Les socles et les montants
Pour l’UNSA, les disparités subsistantes entre corps de même catégorie concernant le volet indemnitaire sont devenues sans fondement. Le niveau de responsabilités et la fongibilité des postes, induisent nécessairement une harmonisation qui doit s’effectuer par le haut. C’est pourquoi l’UNSA demande l’alignement de nos primes sur celles des corps les mieux lotis.
L’harmonisation doit porter à la fois sur les modalités et sur les règles de gestion de l’IFSE, et concerner en premier lieu la révision des groupes de fonctions. Les montants « socle » d’IFSE doivent être revus selon le mieux disant afin que les agents bénéficient des mêmes montants.
Le CIA, complément indemnitaire annuel
L’UNSA demande que soient harmonisés les compléments indemnitaires liés au grade et à l’échelon au sein de chaque catégorie.
L’UNSA revendique l’instauration d’une dotation spécifique pour les intérims et la réévaluation du montant d’indemnisation des astreintes.
Face au ballet incessant et récurrent des réorganisations et restructurations de service, l’UNSA exige un meilleur accompagnement indemnitaire par une dotation complémentaire de CIA.

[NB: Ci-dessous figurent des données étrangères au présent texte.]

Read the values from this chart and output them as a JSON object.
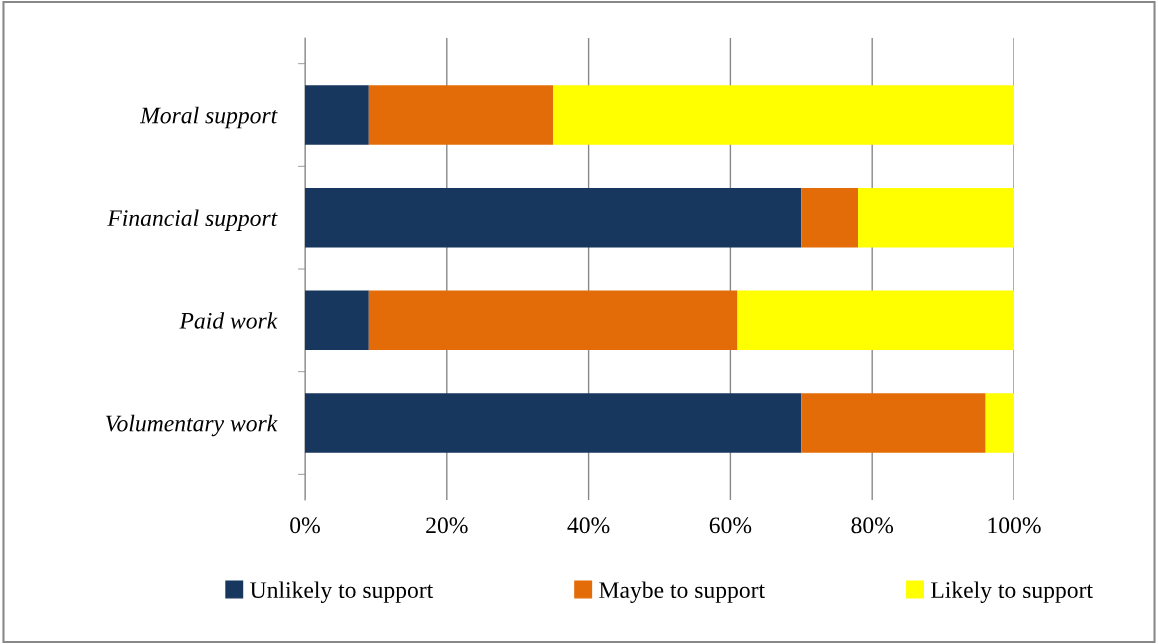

L’UNSA réitère sa demande d’alignement du montant de référence du CIA sur le niveau le plus élevé de chaque catégorie.
Vous pouvez retrouver les revendications de l’UNSA en détail par catégorie à l’aide des liens ci-dessous :
Catégorie A
- PROMOTIONS : l’UNSA revendique, CAP DES CORPS DE CATÉGORIE A
- RÉMUNÉRATIONS : l’UNSA revendique (1/2)
- RÉMUNÉRATIONS : l’UNSA revendique (2/2)
Catégorie B
- CARRIÈRE et PROMOTIONS CAT B : l’UNSA revendique
- RÉMUNÉRATIONS CAT B : l’UNSA revendique (1/2))
- RÉMUNÉRATIONS CAT B : l’UNSA revendique (2/2)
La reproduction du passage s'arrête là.